Рэн руками обхватывает меня сзади. Он крепко обнимает меня, прижимаясь лицом к изгибу моей шеи.

– Ш-ш-ш, все хорошо. Все нормально. Прости. Ш-ш-ш, пожалуйста, не плачь.

Я даже не осознавала, что плачу, но я плачу – отчаянные рыдания перемежаются с иканием, которое эхом разносится по всему гостиничному номеру. Я обычно запиралась в туалете в школе во время обеденного перерыва и плакала так время от времени. Я не могла делать этого дома. Так как у него больше не было моей матери, чтобы использовать вместо груши, полковник Стиллуотер счел себя вправе набрасываться на меня во время наших утренних занятий в спортзале. Если бы я заплакала, то могла бы прятаться всю оставшуюся жизнь.
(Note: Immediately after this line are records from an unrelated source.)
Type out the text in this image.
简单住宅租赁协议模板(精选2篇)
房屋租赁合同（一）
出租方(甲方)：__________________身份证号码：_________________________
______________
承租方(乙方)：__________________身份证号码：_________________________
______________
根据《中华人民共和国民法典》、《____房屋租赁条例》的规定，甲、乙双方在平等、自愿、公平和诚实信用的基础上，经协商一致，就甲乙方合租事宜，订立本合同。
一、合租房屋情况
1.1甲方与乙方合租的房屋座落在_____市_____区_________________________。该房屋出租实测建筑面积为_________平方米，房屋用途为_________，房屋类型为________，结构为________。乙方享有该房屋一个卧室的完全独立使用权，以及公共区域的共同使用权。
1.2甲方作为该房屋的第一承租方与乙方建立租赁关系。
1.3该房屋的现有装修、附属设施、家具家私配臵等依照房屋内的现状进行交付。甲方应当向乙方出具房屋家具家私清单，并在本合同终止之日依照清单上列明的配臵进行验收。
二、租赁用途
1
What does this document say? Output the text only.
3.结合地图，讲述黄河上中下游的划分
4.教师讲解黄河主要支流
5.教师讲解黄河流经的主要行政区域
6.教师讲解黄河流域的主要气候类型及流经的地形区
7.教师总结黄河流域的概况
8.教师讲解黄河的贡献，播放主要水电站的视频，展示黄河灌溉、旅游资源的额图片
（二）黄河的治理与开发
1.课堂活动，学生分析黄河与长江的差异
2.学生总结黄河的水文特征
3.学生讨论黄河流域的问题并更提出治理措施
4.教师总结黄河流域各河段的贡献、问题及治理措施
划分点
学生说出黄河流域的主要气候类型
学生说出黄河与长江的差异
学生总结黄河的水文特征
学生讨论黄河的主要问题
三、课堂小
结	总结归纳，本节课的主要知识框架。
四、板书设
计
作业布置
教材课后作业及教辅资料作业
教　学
– Мне очень жаль. Мне так чертовски жаль, – бормочет Рэн мне в волосы. – Мне очень жаль, что я заговорил об этом. Я ненавижу себя за то, что заставил тебя так тебя чувствовать, клянусь гребаным Богом.

– Затем... зачем вообще об этом говорить? – Я тяжело дышу.
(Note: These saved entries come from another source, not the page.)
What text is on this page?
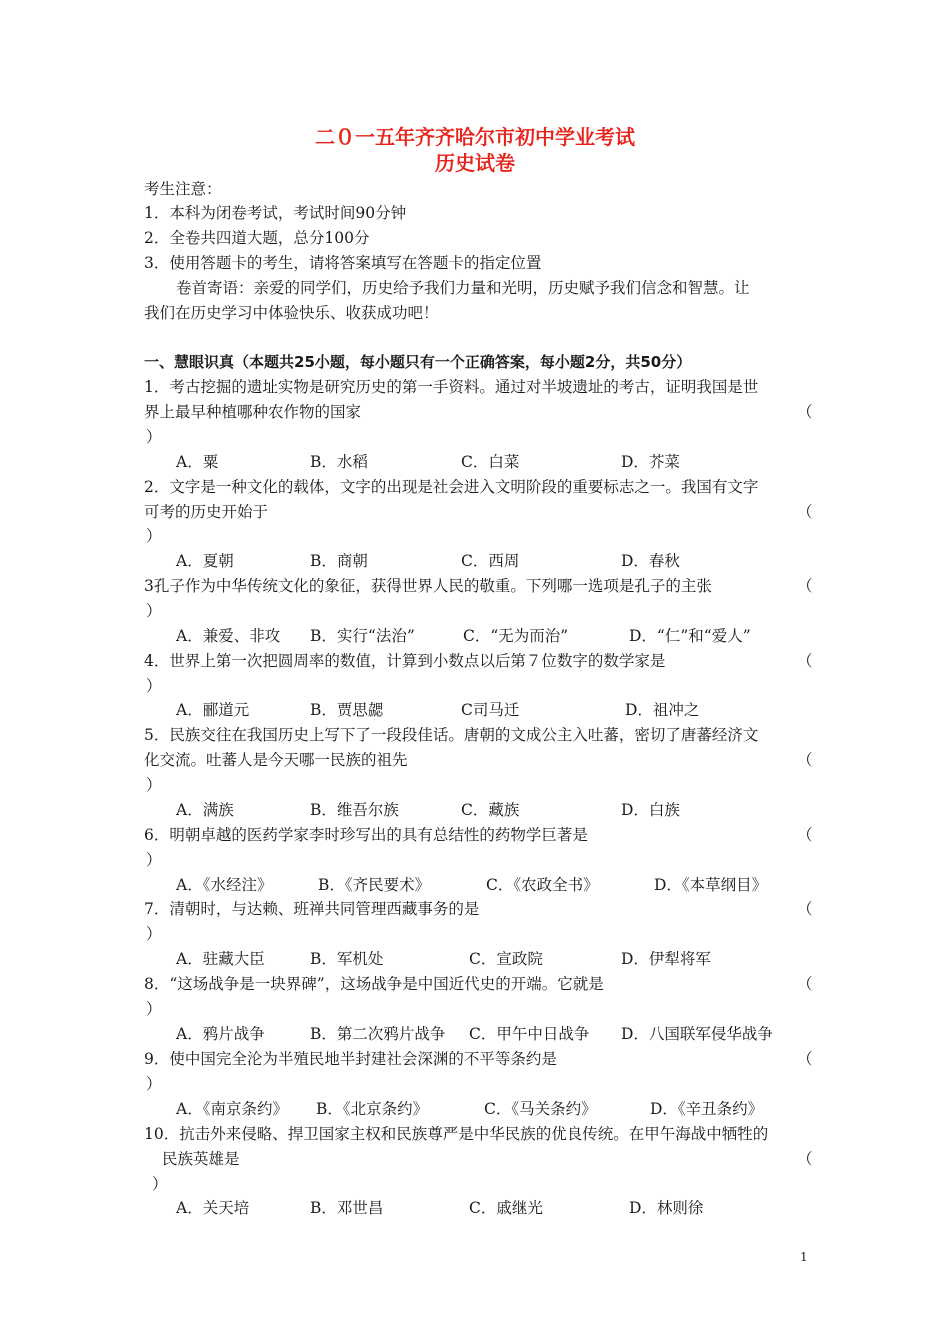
二０一五年齐齐哈尔市初中学业考试
历史试卷
考生注意：
1．本科为闭卷考试，考试时间90分钟
2．全卷共四道大题，总分100分
3．使用答题卡的考生，请将答案填写在答题卡的指定位置
卷首寄语：亲爱的同学们，历史给予我们力量和光明，历史赋予我们信念和智慧。让
我们在历史学习中体验快乐、收获成功吧！
一、慧眼识真（本题共25小题，每小题只有一个正确答案，每小题2分，共50分）
1．考古挖掘的遗址实物是研究历史的第一手资料。通过对半坡遗址的考古，证明我国是世
界上最早种植哪种农作物的国家	（
）
A．粟	B．水稻	C．白菜	D．芥菜
2．文字是一种文化的载体，文字的出现是社会进入文明阶段的重要标志之一。我国有文字
可考的历史开始于	（
）
A．夏朝	B．商朝	C．西周	D．春秋
3孔子作为中华传统文化的象征，获得世界人民的敬重。下列哪一选项是孔子的主张	（
）
A．兼爱、非攻 B．实行“法治”	C．“无为而治”	D．“仁”和“爱人”
4．世界上第一次把圆周率的数值，计算到小数点以后第７位数字的数学家是	（
）
A．郦道元	B．贾思勰	C司马迁	D．祖冲之
5．民族交往在我国历史上写下了一段段佳话。唐朝的文成公主入吐蕃，密切了唐蕃经济文
化交流。吐蕃人是今天哪一民族的祖先	（
）
A．满族	B．维吾尔族	C．藏族	D．白族
6．明朝卓越的医药学家李时珍写出的具有总结性的药物学巨著是	（
）
A．《水经注》	B．《齐民要术》	C．《农政全书》	D．《本草纲目》
7．清朝时，与达赖、班禅共同管理西藏事务的是	（
）
A．驻藏大臣	B．军机处	C．宣政院	D．伊犁将军
8．“这场战争是一块界碑”，这场战争是中国近代史的开端。它就是	（
）
A．鸦片战争	B．第二次鸦片战争 C．甲午中日战争 D．八国联军侵华战争
9．使中国完全沦为半殖民地半封建社会深渊的不平等条约是	（
）
A．《南京条约》 B．《北京条约》	C．《马关条约》	D．《辛丑条约》
10．抗击外来侵略、捍卫国家主权和民族尊严是中华民族的优良传统。在甲午海战中牺牲的
民族英雄是	（
）
A．关天培	B．邓世昌	C．戚继光	D．林则徐
1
Рэн тяжело вздыхает, и в этом звуке слышится чистое разочарование. Он поворачивает меня так, что я оказываюсь лицом к нему, держа мое лицо в своих руках. Он заставляет меня встретиться с его свирепым взглядом.

– Ты столько всего пережила, черт возьми, и все это сделала сама. Я хотел, чтобы ты знала, что сейчас ты не одна. И я хочу, чтобы ты знала, что об этом уже позаботились. Тебе больше не нужно беспокоиться о нем, Элоди. Он никогда больше не сможет причинить тебе боль.

– Ты этого не знаешь. Ты не можешь так говорить. У меня еще есть месяцы, прежде чем я освобожусь от него, Рэн. Возможно, тебе уже восемнадцать, но мне придется подождать до июня.

Он отрицательно качает головой.

– Успокойся, Эль, все в порядке. Я клянусь тебе. Об этом уже позаботились.

В его голосе слышится какая-то странная интонация. Он говорит: «об этом уже позаботились», но имеет в виду и еще кое-что. Он говорит, что сделал что-то, как-то позаботился о моем отце, и он больше не сможет причинить мне боль. Комок паники поднимается в моем горле.

– О боже мой! Что ты сделал, Рэн? – осторожно спрашиваю я.

– Ты знала, что я чудовище, когда встретила меня, Элоди. Я так сильно изменился для тебя, потому что хочу быть хорошим для тебя. Но есть части меня, которые нельзя отрицать. Этот ублюдок уже был мертвецом, когда я узнал, что ты чувствуешь. Как только я увидел отражение своих собственных чувств в твоих глазах, я не мог позволить ему уйти от того, что он сделал.